Если бы даже шипы эти не возникли, как склеить то, что было цельным и органичным, а теперь порвалось и висит лохмотьями, которые он еще пытался натянуть на себя и нее, но уже не было сомнения: рубище это ни от чего их не защитит и не укроет — она понимала это очень хорошо, а он, кажется, нет. Иначе, зачем бы он повез ее в загс, кипятился там, просил заведующую, даже пытался денег дать, но та не взяла? Паспорт, вот, в ее сумочке забыл — так суетился, что голову потерял.
Она ему не возражала. Зачем? Он не понял бы, обиделся только.
Как странно! Ведь он был частью ее самой, но она знала при этом, что остается для него совершенно закрытой системой, в которой он ничего не понимал да и не стремился понять хоть что-то. Собственно, у него и времени-то не было — что можно понять в закрытой системе за десять дней?! Но он, скорее всего, и не осознавал, что не понимает ее, не осознавал, насколько она закрыта, насколько она нечто иное, чем то, за что он ее принимал.
Люди какое-то преувеличенное значение придают взаимопониманию, которое не более, чем химера. Может быть, они все же подспудно знают, что им это не дано — проникновение в суть других, обижаются за это на природу, вот и пытаются утешить себя с помощью приторного леденца под названием «ятебяпонимаю».
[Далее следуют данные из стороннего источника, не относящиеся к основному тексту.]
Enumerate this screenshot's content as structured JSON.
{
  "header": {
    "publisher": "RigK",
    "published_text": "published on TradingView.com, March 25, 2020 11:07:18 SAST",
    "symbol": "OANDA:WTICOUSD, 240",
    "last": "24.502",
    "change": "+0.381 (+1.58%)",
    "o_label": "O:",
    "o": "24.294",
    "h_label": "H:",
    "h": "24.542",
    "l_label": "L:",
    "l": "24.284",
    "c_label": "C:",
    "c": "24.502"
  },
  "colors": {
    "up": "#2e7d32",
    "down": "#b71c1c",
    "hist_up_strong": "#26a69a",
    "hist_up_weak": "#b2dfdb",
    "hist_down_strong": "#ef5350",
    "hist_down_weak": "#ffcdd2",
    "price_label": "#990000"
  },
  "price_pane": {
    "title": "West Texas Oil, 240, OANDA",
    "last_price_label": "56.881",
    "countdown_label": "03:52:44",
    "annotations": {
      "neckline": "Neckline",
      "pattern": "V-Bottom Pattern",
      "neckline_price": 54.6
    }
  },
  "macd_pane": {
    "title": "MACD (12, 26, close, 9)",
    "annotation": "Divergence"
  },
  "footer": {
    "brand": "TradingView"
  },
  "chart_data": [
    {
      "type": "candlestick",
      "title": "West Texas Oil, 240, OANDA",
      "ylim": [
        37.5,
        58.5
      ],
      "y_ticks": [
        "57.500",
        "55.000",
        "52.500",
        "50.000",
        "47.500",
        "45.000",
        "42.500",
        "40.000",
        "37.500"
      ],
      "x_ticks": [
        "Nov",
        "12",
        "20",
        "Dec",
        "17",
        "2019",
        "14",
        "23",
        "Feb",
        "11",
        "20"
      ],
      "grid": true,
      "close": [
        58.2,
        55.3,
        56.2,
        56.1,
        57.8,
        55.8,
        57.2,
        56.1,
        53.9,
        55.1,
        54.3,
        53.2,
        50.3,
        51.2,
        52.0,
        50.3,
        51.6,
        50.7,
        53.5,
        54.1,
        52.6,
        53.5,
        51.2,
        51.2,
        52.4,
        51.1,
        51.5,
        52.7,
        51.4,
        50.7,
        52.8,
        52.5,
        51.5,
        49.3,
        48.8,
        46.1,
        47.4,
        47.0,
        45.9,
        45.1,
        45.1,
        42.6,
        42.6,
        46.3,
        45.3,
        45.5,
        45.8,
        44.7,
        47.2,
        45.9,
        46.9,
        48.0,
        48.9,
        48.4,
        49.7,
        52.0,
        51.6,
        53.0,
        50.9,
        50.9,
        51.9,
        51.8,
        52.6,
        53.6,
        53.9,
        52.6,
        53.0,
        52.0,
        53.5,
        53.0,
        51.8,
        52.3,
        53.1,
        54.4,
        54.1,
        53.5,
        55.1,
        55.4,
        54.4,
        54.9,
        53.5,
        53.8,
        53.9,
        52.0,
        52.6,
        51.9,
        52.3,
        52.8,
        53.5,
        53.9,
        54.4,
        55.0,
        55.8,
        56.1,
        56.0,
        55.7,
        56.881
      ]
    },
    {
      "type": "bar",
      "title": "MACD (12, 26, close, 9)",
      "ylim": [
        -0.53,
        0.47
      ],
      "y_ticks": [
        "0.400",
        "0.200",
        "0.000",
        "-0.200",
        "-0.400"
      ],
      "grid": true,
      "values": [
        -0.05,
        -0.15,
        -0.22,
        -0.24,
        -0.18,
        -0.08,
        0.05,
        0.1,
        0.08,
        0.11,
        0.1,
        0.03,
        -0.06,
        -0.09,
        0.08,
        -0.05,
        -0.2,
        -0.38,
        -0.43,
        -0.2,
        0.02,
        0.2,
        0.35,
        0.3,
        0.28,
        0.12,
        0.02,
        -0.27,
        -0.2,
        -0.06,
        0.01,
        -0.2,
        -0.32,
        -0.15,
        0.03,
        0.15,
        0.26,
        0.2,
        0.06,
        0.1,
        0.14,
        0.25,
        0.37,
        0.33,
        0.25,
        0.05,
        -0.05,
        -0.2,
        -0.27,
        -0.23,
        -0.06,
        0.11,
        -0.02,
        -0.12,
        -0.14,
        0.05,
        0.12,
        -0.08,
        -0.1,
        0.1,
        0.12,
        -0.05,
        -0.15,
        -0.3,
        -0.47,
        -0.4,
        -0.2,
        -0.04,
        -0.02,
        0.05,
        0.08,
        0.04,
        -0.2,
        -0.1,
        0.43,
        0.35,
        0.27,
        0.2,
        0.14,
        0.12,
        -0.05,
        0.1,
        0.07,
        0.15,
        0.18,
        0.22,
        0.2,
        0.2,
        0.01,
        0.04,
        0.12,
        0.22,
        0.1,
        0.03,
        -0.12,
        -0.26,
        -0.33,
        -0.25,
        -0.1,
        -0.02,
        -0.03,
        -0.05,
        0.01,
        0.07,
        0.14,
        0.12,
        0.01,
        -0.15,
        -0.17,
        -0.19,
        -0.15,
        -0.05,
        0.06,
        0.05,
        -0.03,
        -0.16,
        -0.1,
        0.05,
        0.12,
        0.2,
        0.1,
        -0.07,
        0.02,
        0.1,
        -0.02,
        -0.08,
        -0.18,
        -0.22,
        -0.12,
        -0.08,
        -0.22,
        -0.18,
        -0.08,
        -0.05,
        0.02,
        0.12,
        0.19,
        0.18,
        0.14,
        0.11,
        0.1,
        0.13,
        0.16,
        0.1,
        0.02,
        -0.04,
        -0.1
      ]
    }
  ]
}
Утешаются сами, угощают других, а на деле остаются незнакомцами даже сами себе и совершенно теряют способность почувствовать истинный горький вкус реальных взаимоотношений.
Да и кто любит горечь?! Все пытаются перебить ее сладеньким, потребляют его в безумных количествах, заглушают ее тяжелую низкую ноту любыми средствами, которые только способны придумать — и все эти средства приторны до отвращения и приводят, в конце концов, к этакому душевному диабету, когда в проявлении любого чувства видят смертельную опасность и бегут от него со всех ног.
Она никогда не любила сладкое, даже в детстве. Родители очень гордились этой ее особенностью — хотя чем тут гордиться? Их это заслуга, что ли? Природа так распорядилась, и это было хорошо: леденцы самообольщения казались ей такими же невкусными, как и настоящие, диабет ей не угрожал, любви она не боялась, но не боялась и правды — слишком рано дано было ей понять, что эта правда собой являет.
Так что, она и не ждала от него какого-то особенного проникновения в ее душу: знала, что он не способен на это. Да она его не впустила бы туда. Это ее душа, ее заповедная зона, нечего там делать другим. А что? Ее это совершенно не шокировало — конечно, он был другим! Да, частью ее, ну и что? Рука тоже была частью ее, но ведь странно было бы ожидать какого-то особого понимания от руки, верно? Она и не ждала.
Но и оставаться рядом с ним на холодном ветру действительности она тоже не собиралась: на этом ветру они только рядом и могли быть, а ей нужно было — вместе, - как это было, пока сфера еще не разорвалась. На холодном ветру действительности — она это знала не понаслышке — лучше было не оказываться рядом ни с кем, безопаснее.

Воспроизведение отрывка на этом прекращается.